Anthony Smith has been blogging through Al Wolters' excellent Creation Regained.
His posts provide an excellent summary of the book:
An all-encompassing worldview
God the law-giver and his creation
The development of creation
Worldview, story and mission
Some years ago I posted some study questions to the first edition of the book. I thought it would be worth recycling them here.
Before starting to read Al Wolters' Creation Regained write down what you understand by the following terms: creation, fall, redemption, law, dualism, worldview.
CHAPTER 1 What is a worldview?
1. How does Wolters define worldview? What are the four main components of a worldview?
2. How do scripture and a worldview interrelate?
3. Describe the reformational worldview. How does it differ from other Christian worldviews?
CHAPTER 2 Creation
1. What are the two (double) aspects of creation?
2. What does Wolters mean by law?
3. In what ways does God impose his laws upon the cosmos?
4. What is the distinction between "norms" and "laws of nature"
5. What is the distinction between general and particular creation law?
6 What does Wolters mean by "word"?
7. How can the law of creation impart knowledge?
8. What does Wolters mean by "wisdom"?
9. What does it mean to develop creation?
CHAPTER 3 Fall
1. What are the effects of the fall on society, culture, humanity ,...
2. What does Wolters mean when he says "Sin is alien in creation"?
3. Explain the meaning of structure and direction (cf also p 9)
4. What three meanings are given to the word "world" in the scriptures?
CHAPTER 4 Redemption
1. What synonyms are there for the word "redemption"; how do these crystallise its meaning?
2. Why is it that nothing in creation is neutral?
3. What is meant by the kingdom of God?
4 What are the misconceptions associated with the kingdom?
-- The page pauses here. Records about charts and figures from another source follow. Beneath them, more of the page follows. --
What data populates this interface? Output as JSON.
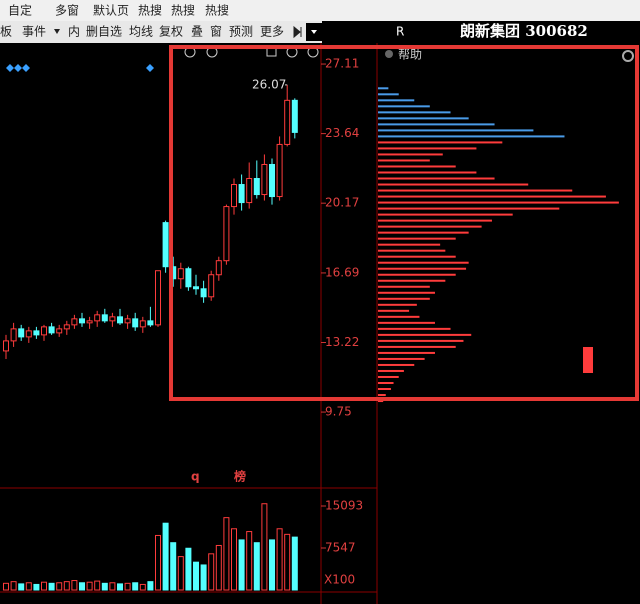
{
  "menu": [
    "自定",
    "多窗",
    "默认页",
    "热搜",
    "热搜",
    "热搜"
  ],
  "toolbar": [
    "板",
    "事件",
    "内",
    "删自选",
    "均线",
    "复权",
    "叠",
    "窗",
    "预测",
    "更多"
  ],
  "header": {
    "mark": "R",
    "title": "朗新集团 300682"
  },
  "panel": {
    "help": "帮助"
  },
  "chart_data": {
    "type": "candlestick",
    "open": [
      12.8,
      13.3,
      13.9,
      13.5,
      13.8,
      13.6,
      14.0,
      13.7,
      13.9,
      14.1,
      14.4,
      14.2,
      14.3,
      14.6,
      14.3,
      14.5,
      14.2,
      14.4,
      14.0,
      14.3,
      14.1,
      19.2,
      17.0,
      16.4,
      16.9,
      16.0,
      15.9,
      15.5,
      16.6,
      17.3,
      20.0,
      21.1,
      20.2,
      21.4,
      20.6,
      22.1,
      20.5,
      23.1,
      25.3
    ],
    "high": [
      13.6,
      14.2,
      14.1,
      14.0,
      14.0,
      14.1,
      14.2,
      14.1,
      14.3,
      14.6,
      14.7,
      14.5,
      14.8,
      14.9,
      14.7,
      14.9,
      14.6,
      14.7,
      14.5,
      15.0,
      16.8,
      19.3,
      17.5,
      17.2,
      17.0,
      16.6,
      16.3,
      16.8,
      17.5,
      20.1,
      21.4,
      21.6,
      22.2,
      22.3,
      22.6,
      22.4,
      23.5,
      26.07,
      25.4
    ],
    "low": [
      12.4,
      13.0,
      13.3,
      13.2,
      13.4,
      13.3,
      13.6,
      13.5,
      13.6,
      13.9,
      14.0,
      13.9,
      14.0,
      14.2,
      14.0,
      14.1,
      13.9,
      13.8,
      13.7,
      14.0,
      14.0,
      16.7,
      16.0,
      15.9,
      15.8,
      15.6,
      15.2,
      15.3,
      16.3,
      17.1,
      19.6,
      19.8,
      19.9,
      20.4,
      20.3,
      20.1,
      20.3,
      23.0,
      23.4
    ],
    "close": [
      13.3,
      13.9,
      13.5,
      13.8,
      13.6,
      14.0,
      13.7,
      13.9,
      14.1,
      14.4,
      14.2,
      14.3,
      14.6,
      14.3,
      14.5,
      14.2,
      14.4,
      14.0,
      14.3,
      14.1,
      16.8,
      17.0,
      16.4,
      16.9,
      16.0,
      15.9,
      15.5,
      16.6,
      17.3,
      20.0,
      21.1,
      20.2,
      21.4,
      20.6,
      22.1,
      20.5,
      23.1,
      25.3,
      23.7
    ],
    "up_color": "#ff3c3c",
    "down_color": "#54ffff",
    "ylim": [
      6.86,
      28.01
    ],
    "yticks": [
      27.11,
      23.64,
      20.17,
      16.69,
      13.22,
      9.75
    ],
    "annotation": 26.07,
    "markers": [
      "q",
      "榜"
    ],
    "volume": [
      1200,
      1500,
      1100,
      1300,
      1000,
      1400,
      1200,
      1300,
      1500,
      1700,
      1300,
      1400,
      1600,
      1200,
      1300,
      1100,
      1200,
      1300,
      1000,
      1500,
      9800,
      12000,
      8500,
      6000,
      7500,
      5000,
      4500,
      6500,
      8000,
      13000,
      11000,
      9000,
      10500,
      8500,
      15500,
      9000,
      11000,
      10000,
      9500
    ],
    "volume_ylim": [
      0,
      18327
    ],
    "volume_yticks": [
      15093,
      7547
    ],
    "volume_unit": "X100",
    "profile_red": {
      "color": "#ff3c3c",
      "prices": [
        10.3,
        10.6,
        10.9,
        11.2,
        11.5,
        11.8,
        12.1,
        12.4,
        12.7,
        13.0,
        13.3,
        13.6,
        13.9,
        14.2,
        14.5,
        14.8,
        15.1,
        15.4,
        15.7,
        16.0,
        16.3,
        16.6,
        16.9,
        17.2,
        17.5,
        17.8,
        18.1,
        18.4,
        18.7,
        19.0,
        19.3,
        19.6,
        19.9,
        20.2,
        20.5,
        20.8,
        21.1,
        21.4,
        21.7,
        22.0,
        22.3,
        22.6,
        22.9,
        23.2
      ],
      "values": [
        2,
        3,
        5,
        6,
        8,
        10,
        14,
        18,
        22,
        30,
        33,
        36,
        28,
        22,
        16,
        12,
        15,
        20,
        22,
        20,
        26,
        30,
        34,
        35,
        30,
        26,
        24,
        30,
        35,
        40,
        44,
        52,
        70,
        93,
        88,
        75,
        58,
        45,
        38,
        30,
        20,
        25,
        38,
        48
      ]
    },
    "profile_blue": {
      "color": "#4a9be8",
      "prices": [
        23.5,
        23.8,
        24.1,
        24.4,
        24.7,
        25.0,
        25.3,
        25.6,
        25.9
      ],
      "values": [
        72,
        60,
        45,
        35,
        28,
        20,
        14,
        8,
        4
      ]
    },
    "profile_xlim": [
      0,
      100
    ]
  }
}
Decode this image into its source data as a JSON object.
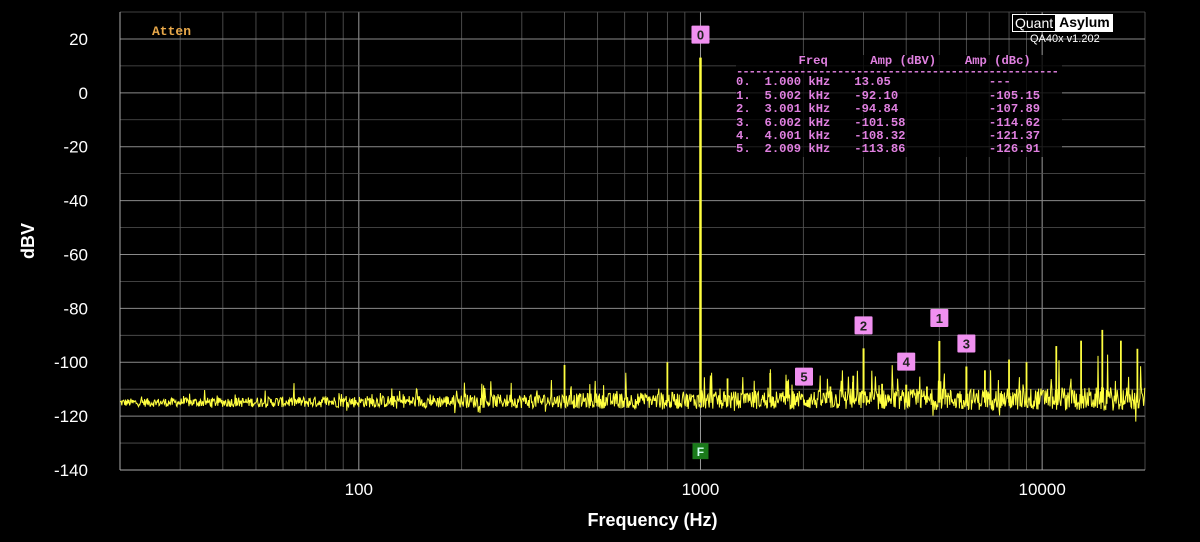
{
  "chart_data": {
    "type": "line",
    "xlabel": "Frequency (Hz)",
    "ylabel": "dBV",
    "xscale": "log",
    "xlim": [
      20,
      20000
    ],
    "ylim": [
      -140,
      30
    ],
    "x_ticks": [
      100,
      1000,
      10000
    ],
    "x_tick_labels": [
      "100",
      "1000",
      "10000"
    ],
    "y_ticks": [
      20,
      0,
      -20,
      -40,
      -60,
      -80,
      -100,
      -120,
      -140
    ],
    "y_tick_labels": [
      "20",
      "0",
      "-20",
      "-40",
      "-60",
      "-80",
      "-100",
      "-120",
      "-140"
    ],
    "grid": true,
    "trace_color": "#ffff40",
    "marker_color": "#f090f0",
    "noise_floor_dbv": -115,
    "spurs": [
      {
        "x": 400,
        "y": -101
      },
      {
        "x": 800,
        "y": -100
      },
      {
        "x": 1200,
        "y": -106
      },
      {
        "x": 1600,
        "y": -104
      },
      {
        "x": 2400,
        "y": -109
      },
      {
        "x": 2800,
        "y": -105
      },
      {
        "x": 3400,
        "y": -108
      },
      {
        "x": 4600,
        "y": -109
      },
      {
        "x": 6800,
        "y": -103
      },
      {
        "x": 8000,
        "y": -99
      },
      {
        "x": 9000,
        "y": -100
      },
      {
        "x": 11000,
        "y": -94
      },
      {
        "x": 13000,
        "y": -92
      },
      {
        "x": 15000,
        "y": -88
      },
      {
        "x": 17000,
        "y": -92
      },
      {
        "x": 19000,
        "y": -95
      }
    ],
    "harmonics": [
      {
        "id": "0",
        "freq": "1.000 kHz",
        "x": 1000,
        "amp_dbv": "13.05",
        "amp_dbc": "---",
        "y": 13.05
      },
      {
        "id": "1",
        "freq": "5.002 kHz",
        "x": 5002,
        "amp_dbv": "-92.10",
        "amp_dbc": "-105.15",
        "y": -92.1
      },
      {
        "id": "2",
        "freq": "3.001 kHz",
        "x": 3001,
        "amp_dbv": "-94.84",
        "amp_dbc": "-107.89",
        "y": -94.84
      },
      {
        "id": "3",
        "freq": "6.002 kHz",
        "x": 6002,
        "amp_dbv": "-101.58",
        "amp_dbc": "-114.62",
        "y": -101.58
      },
      {
        "id": "4",
        "freq": "4.001 kHz",
        "x": 4001,
        "amp_dbv": "-108.32",
        "amp_dbc": "-121.37",
        "y": -108.32
      },
      {
        "id": "5",
        "freq": "2.009 kHz",
        "x": 2009,
        "amp_dbv": "-113.86",
        "amp_dbc": "-126.91",
        "y": -113.86
      }
    ],
    "fundamental_marker": {
      "label": "F",
      "x": 1000,
      "y": -133,
      "color": "#1a7a1a"
    },
    "table_headers": [
      "Freq",
      "Amp (dBV)",
      "Amp (dBc)"
    ]
  },
  "atten_label": "Atten",
  "brand": {
    "left": "Quant",
    "right": "Asylum",
    "version": "QA40x v1.202"
  }
}
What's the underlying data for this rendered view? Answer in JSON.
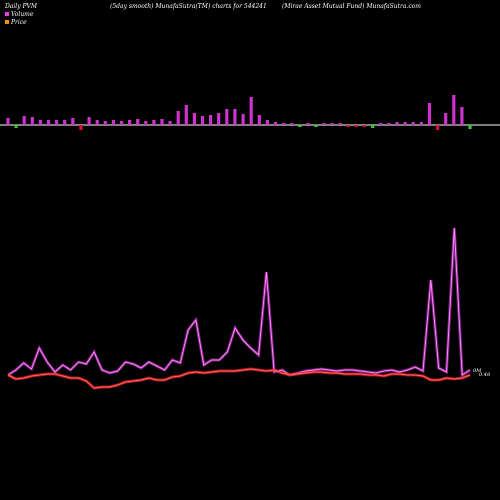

CHAPTER 5 Discerning structure and direction
(cf also pp 9, 49 ff)
1. How do the terms structure and direction summarise the biblical themes of creation, fall and redemption?
2. What two connotations of "reform" are present in the term reformational?
3. What is a "dualistic worldview"?
4. What does Wolters mean by "We are always in danger of rejecting the creational in the name of the fall, and of accepting the fallen in the name of creation".
Look back at the meanings you gave to the terms creation, fall, redemption, law, dualism, worldview. How has reading Creation Regained helped you to clarify/ change the meaning you gave to them? In what ways has your thinking changed (or remained unchanged)?